Qua worpgrootte is, mits de FSH dosering aangepast wordt aan het dekseizoen, gemiddeld eenzelfde resultaat te halen als bij natuurlijke dekking.
We moeten hier even een zijsprong maken naar het sponsen van ooilammeren. Sponsen mag pas vanaf een gewicht van 45kg. Ontsponsen moet met de nodige voorzichtigheid gebeuren gezien de smalle vagina. De FSH-dosering moet wat lager liggen dan deze bij volwassen ooien (350 IE binnen bronstseizoen, 500 à 600 IE buiten seizoen). En men moet vroeger starten met het laten dekken nl. 40u na het ontsponsen. Als dit alles gerespecteerd wordt, is ook hier de slaagkans behoorlijk hoog.

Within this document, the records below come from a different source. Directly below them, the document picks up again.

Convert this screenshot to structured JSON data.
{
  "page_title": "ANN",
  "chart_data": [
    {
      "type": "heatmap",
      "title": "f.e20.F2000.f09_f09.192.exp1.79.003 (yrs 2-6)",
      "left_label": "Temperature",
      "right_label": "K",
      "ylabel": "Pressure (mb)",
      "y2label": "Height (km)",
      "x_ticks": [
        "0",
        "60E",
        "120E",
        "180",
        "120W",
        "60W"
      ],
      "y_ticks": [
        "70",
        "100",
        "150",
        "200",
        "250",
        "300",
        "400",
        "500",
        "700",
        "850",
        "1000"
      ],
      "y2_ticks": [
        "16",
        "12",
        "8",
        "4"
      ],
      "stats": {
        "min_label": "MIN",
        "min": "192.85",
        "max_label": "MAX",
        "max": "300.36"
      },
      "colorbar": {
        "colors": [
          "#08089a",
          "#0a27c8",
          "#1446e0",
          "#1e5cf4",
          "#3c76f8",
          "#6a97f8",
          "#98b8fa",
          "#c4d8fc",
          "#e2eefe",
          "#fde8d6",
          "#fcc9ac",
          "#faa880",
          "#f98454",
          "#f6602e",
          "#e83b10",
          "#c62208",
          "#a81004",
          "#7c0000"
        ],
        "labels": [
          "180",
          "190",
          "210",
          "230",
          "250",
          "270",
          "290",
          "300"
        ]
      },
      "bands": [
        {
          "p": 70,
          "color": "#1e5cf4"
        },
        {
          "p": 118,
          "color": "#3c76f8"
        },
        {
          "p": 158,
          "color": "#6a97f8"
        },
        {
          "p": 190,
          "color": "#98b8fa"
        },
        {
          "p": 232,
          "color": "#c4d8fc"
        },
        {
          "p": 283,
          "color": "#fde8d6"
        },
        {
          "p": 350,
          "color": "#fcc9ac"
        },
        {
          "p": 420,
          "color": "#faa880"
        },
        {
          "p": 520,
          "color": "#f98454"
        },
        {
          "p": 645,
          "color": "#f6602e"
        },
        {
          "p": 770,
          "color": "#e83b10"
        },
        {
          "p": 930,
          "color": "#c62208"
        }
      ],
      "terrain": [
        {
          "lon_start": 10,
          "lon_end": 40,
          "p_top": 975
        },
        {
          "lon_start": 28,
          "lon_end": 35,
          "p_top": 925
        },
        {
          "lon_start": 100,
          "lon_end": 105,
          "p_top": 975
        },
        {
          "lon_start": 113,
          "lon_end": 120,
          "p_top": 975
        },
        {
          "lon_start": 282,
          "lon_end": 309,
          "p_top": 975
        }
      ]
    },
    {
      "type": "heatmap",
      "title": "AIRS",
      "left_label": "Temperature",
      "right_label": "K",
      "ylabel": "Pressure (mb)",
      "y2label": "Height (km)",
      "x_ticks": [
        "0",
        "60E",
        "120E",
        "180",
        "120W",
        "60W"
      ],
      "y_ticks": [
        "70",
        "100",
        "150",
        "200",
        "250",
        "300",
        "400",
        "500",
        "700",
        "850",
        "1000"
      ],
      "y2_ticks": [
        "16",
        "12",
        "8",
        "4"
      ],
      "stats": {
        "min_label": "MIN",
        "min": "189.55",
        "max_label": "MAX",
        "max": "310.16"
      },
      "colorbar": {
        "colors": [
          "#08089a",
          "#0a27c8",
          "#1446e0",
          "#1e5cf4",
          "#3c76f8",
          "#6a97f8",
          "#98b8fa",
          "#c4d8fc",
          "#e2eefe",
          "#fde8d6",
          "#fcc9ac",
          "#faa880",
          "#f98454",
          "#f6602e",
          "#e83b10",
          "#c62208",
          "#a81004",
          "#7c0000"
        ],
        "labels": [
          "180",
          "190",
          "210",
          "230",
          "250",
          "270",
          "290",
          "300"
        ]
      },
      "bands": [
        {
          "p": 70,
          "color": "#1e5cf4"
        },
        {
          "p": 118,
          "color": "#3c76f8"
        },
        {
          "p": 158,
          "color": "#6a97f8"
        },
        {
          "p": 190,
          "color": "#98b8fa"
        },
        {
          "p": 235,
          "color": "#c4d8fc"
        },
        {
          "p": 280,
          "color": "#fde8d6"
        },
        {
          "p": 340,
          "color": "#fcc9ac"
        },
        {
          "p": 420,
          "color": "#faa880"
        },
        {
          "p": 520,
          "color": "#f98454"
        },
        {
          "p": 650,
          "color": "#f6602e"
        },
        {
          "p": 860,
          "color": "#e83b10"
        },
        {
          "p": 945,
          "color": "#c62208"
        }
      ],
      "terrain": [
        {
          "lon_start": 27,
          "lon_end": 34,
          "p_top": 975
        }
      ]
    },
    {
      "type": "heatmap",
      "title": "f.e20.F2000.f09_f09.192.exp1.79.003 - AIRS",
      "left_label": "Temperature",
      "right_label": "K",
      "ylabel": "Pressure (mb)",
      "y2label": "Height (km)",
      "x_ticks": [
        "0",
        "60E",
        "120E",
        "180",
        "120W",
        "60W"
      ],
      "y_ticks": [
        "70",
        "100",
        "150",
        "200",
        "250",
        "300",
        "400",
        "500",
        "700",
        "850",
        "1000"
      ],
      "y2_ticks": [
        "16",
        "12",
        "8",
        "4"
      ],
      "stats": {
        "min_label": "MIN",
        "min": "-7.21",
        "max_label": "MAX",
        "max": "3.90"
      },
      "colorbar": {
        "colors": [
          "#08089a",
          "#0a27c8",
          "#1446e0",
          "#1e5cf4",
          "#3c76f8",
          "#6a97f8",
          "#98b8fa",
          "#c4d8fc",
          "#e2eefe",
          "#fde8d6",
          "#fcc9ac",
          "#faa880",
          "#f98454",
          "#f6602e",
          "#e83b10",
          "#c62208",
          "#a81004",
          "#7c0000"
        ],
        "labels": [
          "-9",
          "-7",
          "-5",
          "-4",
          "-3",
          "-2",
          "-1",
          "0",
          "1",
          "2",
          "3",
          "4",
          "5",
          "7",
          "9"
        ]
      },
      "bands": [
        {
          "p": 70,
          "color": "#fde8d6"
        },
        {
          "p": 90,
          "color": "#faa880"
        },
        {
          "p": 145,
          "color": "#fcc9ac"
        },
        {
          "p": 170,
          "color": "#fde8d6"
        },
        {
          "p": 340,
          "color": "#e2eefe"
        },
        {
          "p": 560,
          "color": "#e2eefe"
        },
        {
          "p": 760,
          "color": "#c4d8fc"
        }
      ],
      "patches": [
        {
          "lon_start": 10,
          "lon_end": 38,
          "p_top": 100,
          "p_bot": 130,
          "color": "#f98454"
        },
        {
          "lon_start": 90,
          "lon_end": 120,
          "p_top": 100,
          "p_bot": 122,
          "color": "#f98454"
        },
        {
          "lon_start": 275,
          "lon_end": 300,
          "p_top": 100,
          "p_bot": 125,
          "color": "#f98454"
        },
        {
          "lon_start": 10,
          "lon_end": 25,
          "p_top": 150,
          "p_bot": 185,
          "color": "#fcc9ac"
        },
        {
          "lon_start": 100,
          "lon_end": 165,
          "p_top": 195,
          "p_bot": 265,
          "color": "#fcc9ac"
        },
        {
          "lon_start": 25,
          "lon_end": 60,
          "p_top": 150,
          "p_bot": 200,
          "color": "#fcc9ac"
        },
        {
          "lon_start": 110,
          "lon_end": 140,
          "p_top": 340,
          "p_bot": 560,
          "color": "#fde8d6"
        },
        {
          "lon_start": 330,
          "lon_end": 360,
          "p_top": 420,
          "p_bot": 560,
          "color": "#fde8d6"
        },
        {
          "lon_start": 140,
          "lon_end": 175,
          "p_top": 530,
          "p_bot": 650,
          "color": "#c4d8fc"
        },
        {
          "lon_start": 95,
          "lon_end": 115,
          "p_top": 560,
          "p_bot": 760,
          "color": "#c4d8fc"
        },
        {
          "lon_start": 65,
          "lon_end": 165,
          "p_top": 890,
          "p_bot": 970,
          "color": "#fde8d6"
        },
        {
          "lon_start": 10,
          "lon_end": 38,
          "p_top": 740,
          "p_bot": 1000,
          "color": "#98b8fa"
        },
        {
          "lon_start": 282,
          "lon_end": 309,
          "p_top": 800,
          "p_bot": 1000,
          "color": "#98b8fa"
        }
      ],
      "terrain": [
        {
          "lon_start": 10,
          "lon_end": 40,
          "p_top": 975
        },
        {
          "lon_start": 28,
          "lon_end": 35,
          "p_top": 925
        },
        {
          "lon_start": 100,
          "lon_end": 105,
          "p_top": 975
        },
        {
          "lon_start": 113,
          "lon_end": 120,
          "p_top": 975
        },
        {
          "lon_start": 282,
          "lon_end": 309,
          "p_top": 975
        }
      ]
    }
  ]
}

Het voordeel van synchronisatie is de korte aflamperiode of ook de beschikbaarheid van lammeren buiten het normale seizoen, maar elk voordeel heeft zijn nadeel. Hier zijn dit de kosten. Het sponsen en ontsponsen moet in samenspraak met uw dierenarts gebeuren; naast de bezoekkost zijn er de productkosten, die schommelen tussen 14 à 20 € per gesponste ooi. Aan elkeen om af te wegen of de bedrijfsdoelstellingen, de te bekomen resultaten of de winst aan nachtrust opwegen tegen deze meerkost.
Besluit
Onze klassieke schapenrassen met één worp om de 12 maanden lenen zich niet tot een flexibele bedrijfsvoering. Met bronstsynchronisatie of -inductie zijn er heel wat meer mogelijkheden om op het gewenste moment lammeren te produceren. Meer baten en kosten moeten hier voor elk bedrijf afgewogen worden.